There are several ways in which to interpret all of this. The identity of Mr Almeida’s sources remains anonymous, but the reality is that the information he received could have been leaked from a variety of places for a number of different reasons. The report could have been aimed at somehow strengthening the civilian government by piling pressure on the military on the eve of a transition to a new Chief of Army Staff. Alternatively, the purpose could have been the opposite; as many observers of Pakistan’s politics would undoubtedly agree, the report actually had the effect of weakening Nawaz Sharif by providing a pretext for an assertion of the military establishment’s power amidst an attempt by a civilian government to overstep the bounds set for it within the country’s de facto political framework. Unlikely as it may sound, it could also simply be the case that the events reported in Dawn unfolded as described, involving an unprecedented attempt by the civilian leadership to hold the military accountable. 

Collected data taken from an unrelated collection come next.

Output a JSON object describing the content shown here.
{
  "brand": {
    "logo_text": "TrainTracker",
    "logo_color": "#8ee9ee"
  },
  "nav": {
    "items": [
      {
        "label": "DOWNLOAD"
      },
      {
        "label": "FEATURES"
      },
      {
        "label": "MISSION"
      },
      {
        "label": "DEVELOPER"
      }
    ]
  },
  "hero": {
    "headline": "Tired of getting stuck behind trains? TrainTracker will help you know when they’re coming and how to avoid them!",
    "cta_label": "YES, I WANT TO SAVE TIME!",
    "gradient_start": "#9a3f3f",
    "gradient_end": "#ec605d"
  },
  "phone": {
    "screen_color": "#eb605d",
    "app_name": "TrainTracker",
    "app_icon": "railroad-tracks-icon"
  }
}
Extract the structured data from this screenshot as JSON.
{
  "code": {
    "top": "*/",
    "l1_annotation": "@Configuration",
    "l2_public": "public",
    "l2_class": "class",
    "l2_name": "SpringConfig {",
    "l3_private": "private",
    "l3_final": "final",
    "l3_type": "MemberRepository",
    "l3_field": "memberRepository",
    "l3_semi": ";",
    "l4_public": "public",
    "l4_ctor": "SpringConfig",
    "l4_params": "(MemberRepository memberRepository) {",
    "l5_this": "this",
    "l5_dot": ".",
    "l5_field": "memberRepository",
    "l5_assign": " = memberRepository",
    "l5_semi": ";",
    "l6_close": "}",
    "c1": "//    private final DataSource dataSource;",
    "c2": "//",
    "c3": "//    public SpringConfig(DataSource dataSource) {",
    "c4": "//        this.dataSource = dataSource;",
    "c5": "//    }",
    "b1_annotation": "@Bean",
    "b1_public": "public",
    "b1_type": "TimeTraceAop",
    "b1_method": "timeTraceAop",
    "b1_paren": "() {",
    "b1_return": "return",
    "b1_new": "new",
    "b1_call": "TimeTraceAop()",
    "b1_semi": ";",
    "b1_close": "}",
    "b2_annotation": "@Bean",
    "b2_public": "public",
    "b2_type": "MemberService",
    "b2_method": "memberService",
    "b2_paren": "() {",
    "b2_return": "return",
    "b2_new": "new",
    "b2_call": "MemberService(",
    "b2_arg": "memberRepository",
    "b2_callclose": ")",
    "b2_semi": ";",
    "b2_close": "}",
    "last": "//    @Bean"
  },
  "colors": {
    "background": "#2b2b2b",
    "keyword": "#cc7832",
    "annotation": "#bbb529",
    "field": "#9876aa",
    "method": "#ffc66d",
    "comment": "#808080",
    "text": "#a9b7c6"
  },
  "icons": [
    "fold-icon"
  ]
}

While Mr Almeida has been taken of the Exit Control List following an outpouring of support for him, and condemnation of the government, across the world, the entire incident points towards several troubling facts. For one, while it is not possible to independently verify the veracity of Mr Almeida’s report, the government’s actions and narrative in its wake are revealing. Mr Almeida was accused of undermining Pakistan’s national interests by reporting on a secret meeting. Following from this, the government argued that the report was even more problematic because of the way in which it suggested that there were divisions between the military and civilian leadership, and for implying that the military was not entirely on board with the fight against terror and extremism in Pakistan. 

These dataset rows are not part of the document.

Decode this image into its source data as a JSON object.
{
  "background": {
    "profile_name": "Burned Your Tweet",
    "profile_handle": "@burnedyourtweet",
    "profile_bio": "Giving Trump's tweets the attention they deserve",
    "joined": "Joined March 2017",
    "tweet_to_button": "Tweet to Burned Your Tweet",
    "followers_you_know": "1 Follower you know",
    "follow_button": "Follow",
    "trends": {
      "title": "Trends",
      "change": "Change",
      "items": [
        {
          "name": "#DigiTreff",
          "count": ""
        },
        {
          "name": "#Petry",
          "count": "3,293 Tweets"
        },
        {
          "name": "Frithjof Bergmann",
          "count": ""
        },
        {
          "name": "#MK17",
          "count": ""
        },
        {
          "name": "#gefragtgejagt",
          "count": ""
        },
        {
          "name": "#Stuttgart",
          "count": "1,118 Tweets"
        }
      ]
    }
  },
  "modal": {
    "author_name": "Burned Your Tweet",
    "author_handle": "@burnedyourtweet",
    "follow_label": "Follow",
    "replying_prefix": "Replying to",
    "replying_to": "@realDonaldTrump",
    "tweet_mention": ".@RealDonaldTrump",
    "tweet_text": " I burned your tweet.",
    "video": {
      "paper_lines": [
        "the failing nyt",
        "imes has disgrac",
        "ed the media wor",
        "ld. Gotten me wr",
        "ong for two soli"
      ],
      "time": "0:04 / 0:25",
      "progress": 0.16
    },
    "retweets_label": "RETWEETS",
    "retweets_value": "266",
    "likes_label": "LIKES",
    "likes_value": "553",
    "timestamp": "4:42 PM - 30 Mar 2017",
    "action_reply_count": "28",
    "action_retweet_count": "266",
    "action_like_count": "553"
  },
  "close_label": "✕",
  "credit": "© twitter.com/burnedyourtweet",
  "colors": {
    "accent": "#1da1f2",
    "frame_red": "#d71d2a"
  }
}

As I wrote in my column last week, the most interesting thing about Mr Almeida’s report was perhaps how uninteresting it was; the idea that there are militant and extremist groups operating in Pakistan unhindered, and perhaps even enjoying state patronage, is not surprising. We need only look at the DPC and the Lal Masjid’s activities this past week to find evidence of this. Similarly, while it stretches credulity to believe that a civilian government in Pakistan would find the wherewithal to question the military establishment in so direct a fashion, the core idea – that more needs to be done to fight militancy by both institutions – is one that should not be particularly controversial. Instead, the events of the past week have morphed into yet another chapter of the long-running saga that is the tension between the civilian and military establishments in Pakistan, with the two sides engaging in yet more conflict and contestation in an attempt to assert their power. Meanwhile, the DPC and its ilk continue to threaten and coerce the state, secure in the knowledge that whatever they might say or do, they will not be placed on the Exit Control List. Once again, Nero fiddles while Rome burns.